Libby Trial: Biased Jury Pool Delays Opening Arguments
Judge Reggie Walton has had to readjust his plans for the Scooter Libby trial to deal with a jury pool so overwhelmingly biased against the Bush administration, according to AP’s
Matt Apuzzo. Opening arguments have been pushed back to next Tuesday, even though they were supposed to take place Monday.
Walton set a Monday through Thursday schedule for the trial, freeing him to perform other duties on Fridays. Because voir dire could not be completed yesterday, though–MBA’s Robert Cox reports that only one potential juror got selected yesterday–they are meeting at 3:00 this afternoon to continue the process.
They’re actually running out of jurors in the main pool, because many have been struck for cause.
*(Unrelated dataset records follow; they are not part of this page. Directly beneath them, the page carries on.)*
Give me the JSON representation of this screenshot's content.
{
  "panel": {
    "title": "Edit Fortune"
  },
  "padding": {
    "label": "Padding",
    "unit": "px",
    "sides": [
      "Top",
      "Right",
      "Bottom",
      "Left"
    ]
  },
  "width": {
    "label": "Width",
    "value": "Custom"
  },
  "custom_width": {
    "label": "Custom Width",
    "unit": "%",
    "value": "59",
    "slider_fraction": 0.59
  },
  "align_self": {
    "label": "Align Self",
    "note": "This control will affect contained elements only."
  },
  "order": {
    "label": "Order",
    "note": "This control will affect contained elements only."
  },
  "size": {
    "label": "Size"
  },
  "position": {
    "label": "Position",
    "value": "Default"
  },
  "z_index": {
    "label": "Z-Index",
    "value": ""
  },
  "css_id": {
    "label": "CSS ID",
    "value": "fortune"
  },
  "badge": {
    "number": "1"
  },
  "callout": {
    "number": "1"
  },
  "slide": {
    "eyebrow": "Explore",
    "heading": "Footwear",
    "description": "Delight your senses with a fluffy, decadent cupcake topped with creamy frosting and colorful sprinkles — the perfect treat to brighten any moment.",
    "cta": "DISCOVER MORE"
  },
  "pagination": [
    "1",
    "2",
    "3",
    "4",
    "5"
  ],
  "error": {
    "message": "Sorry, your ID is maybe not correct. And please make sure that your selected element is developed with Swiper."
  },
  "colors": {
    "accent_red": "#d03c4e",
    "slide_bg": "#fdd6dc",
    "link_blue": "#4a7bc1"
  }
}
As a result, Apuzzo reports, “Walton needs six more jurors to fill the jury pool but has only a handful available in the original pool. He ordered 10 jurors from an alternate pool to come to court on Monday in case they run out.”
And we haven’t even gone through the peremptory challenges yet. Apuzzo’s colleague Michael Sniffen notes that Libby’s attorneys have twelve and prosecutors have eight. That means they need to get 36 people through the first round to ensure that enough survive the peremptories to leave 12 jurors and 4 alternates.
Obviously, the Libby trial is very high profile and unusual because of the figures involved and the facts being so intertwined with divisive public policy issues. Still, I continue to wonder if the District of Columbia, with a 9-to-1 Democrat to Republican ratio, is a proper venue for a trial of this sort. The District was conceived of as an independent seat of government not beholden to any particular State; it’s existence as a city with a large population is a historical accident. Moving these trials to, say, Alexandria, Virginia or Silver Spring, Maryland would provide a much more diverse jury pool and increase the likelihood of a fair trial.